MPLLayout is a package to create precise figure layouts in matplotlib. It works by modelling figure elements using geometric primitives (for example, text anchors are points, the figure is a quadrilateral, etc.), then constraining the sizes and positions of these elements using geometric constraints (for example, fixing the width of a figure, constraining axes sides to be collinear, constraining axes to lie on a grid, etc.).
Using this approach, MPLLayout can:
- align figure elements (axes, text label location, x and y axis, etc.),
- specify margins around axes,
- create templates for figures across different mediums (posters, manuscripts, slides, etc.),
- and more!
The tutorial notebook in examples/tutorial.ipynb
demonstrates the basic usage of the package and explains some of the commonly used geometric constraints.
Other examples are also given in the examples
folder.
The notebook at examples/ten_simple_rules_demo.ipynb
contains an interactive demo to recreate a figure from "Ten Simple Rules For Better Figures" (Rougier, Droettboom and Bourne 2014).
A summary of how to use the package is shown in the figure below. The process resembles creating and constraining geometry in computer-aided design programs like AutoCAD, SolidWorks, etc.
Matplotlib contains several strategies for creating figure layouts (for example, GridSpec
and subplots
for grid-based layouts).
While these approaches work well, greater control over figure element positions is sometimes desirable;
for example, when preparing figures for published documents, research papers, or slides.

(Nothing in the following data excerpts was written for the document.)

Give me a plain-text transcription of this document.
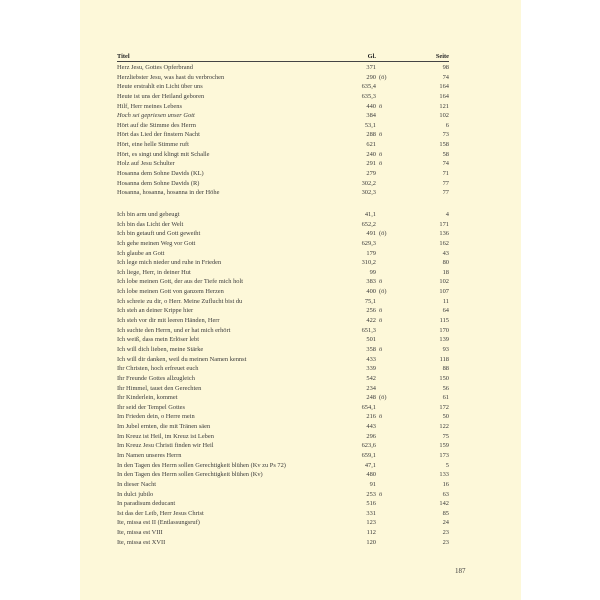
Titel	Gl.	Seite
Herz Jesu, Gottes Opferbrand	371	98
Herzliebster Jesu, was hast du verbrochen	290 (ö)	74
Heute erstrahlt ein Licht über uns	635,4	164
Heute ist uns der Heiland geboren	635,3	164
Hilf, Herr meines Lebens	440 ö	121
Hoch sei gepriesen unser Gott	384	102
Hört auf die Stimme des Herrn	53,1	6
Hört das Lied der finstern Nacht	288 ö	73
Hört, eine helle Stimme ruft	621	158
Hört, es singt und klingt mit Schalle	240 ö	58
Holz auf Jesu Schulter	291 ö	74
Hosanna dem Sohne Davids (KL)	279	71
Hosanna dem Sohne Davids (R)	302,2	77
Hosanna, hosanna, hosanna in der Höhe	302,3	77
Ich bin arm und gebeugt	41,1	4
Ich bin das Licht der Welt	652,2	171
Ich bin getauft und Gott geweiht	491 (ö)	136
Ich gehe meinen Weg vor Gott	629,3	162
Ich glaube an Gott	179	43
Ich lege mich nieder und ruhe in Frieden	310,2	80
Ich liege, Herr, in deiner Hut	99	18
Ich lobe meinen Gott, der aus der Tiefe mich holt	383 ö	102
Ich lobe meinen Gott von ganzem Herzen	400 (ö)	107
Ich schreie zu dir, o Herr. Meine Zuflucht bist du	75,1	11
Ich steh an deiner Krippe hier	256 ö	64
Ich steh vor dir mit leeren Händen, Herr	422 ö	115
Ich suchte den Herrn, und er hat mich erhört	651,3	170
Ich weiß, dass mein Erlöser lebt	501	139
Ich will dich lieben, meine Stärke	358 ö	93
Ich will dir danken, weil du meinen Namen kennst	433	118
Ihr Christen, hoch erfreuet euch	339	88
Ihr Freunde Gottes allzugleich	542	150
Ihr Himmel, tauet den Gerechten	234	56
Ihr Kinderlein, kommet	248 (ö)	61
Ihr seid der Tempel Gottes	654,1	172
Im Frieden dein, o Herre mein	216 ö	50
Im Jubel ernten, die mit Tränen säen	443	122
Im Kreuz ist Heil, im Kreuz ist Leben	296	75
Im Kreuz Jesu Christi finden wir Heil	623,6	159
Im Namen unseres Herrn	659,1	173
In den Tagen des Herrn sollen Gerechtigkeit blühen (Kv zu Ps 72)	47,1	5
In den Tagen des Herrn sollen Gerechtigkeit blühen (Kv)	480	133
In dieser Nacht	91	16
In dulci jubilo	253 ö	63
In paradisum deducant	516	142
Ist das der Leib, Herr Jesus Christ	331	85
Ite, missa est II (Entlassungsruf)	123	24
Ite, missa est VIII	112	23
Ite, missa est XVII	120	23
187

You can install the package from PyPI using
pip install matplotlib-layout
Alternateively, clone the repository into a local drive. Navigate to the project directory and run
pip install .
The package requires numpy
, matplotlib
, and jax
.
This project is a work in progress so there are likely bugs and missing features. If you would like to contribute a bug fix, a feature, refactor etc. thank you! All contributions are welcome.
A similar project with a geometric constraint solver is pygeosolve
.
There is also another project prototype for a constraint-based layout engine for matplotlib
MplLayouter
, although it doesn't seem active as of 2023.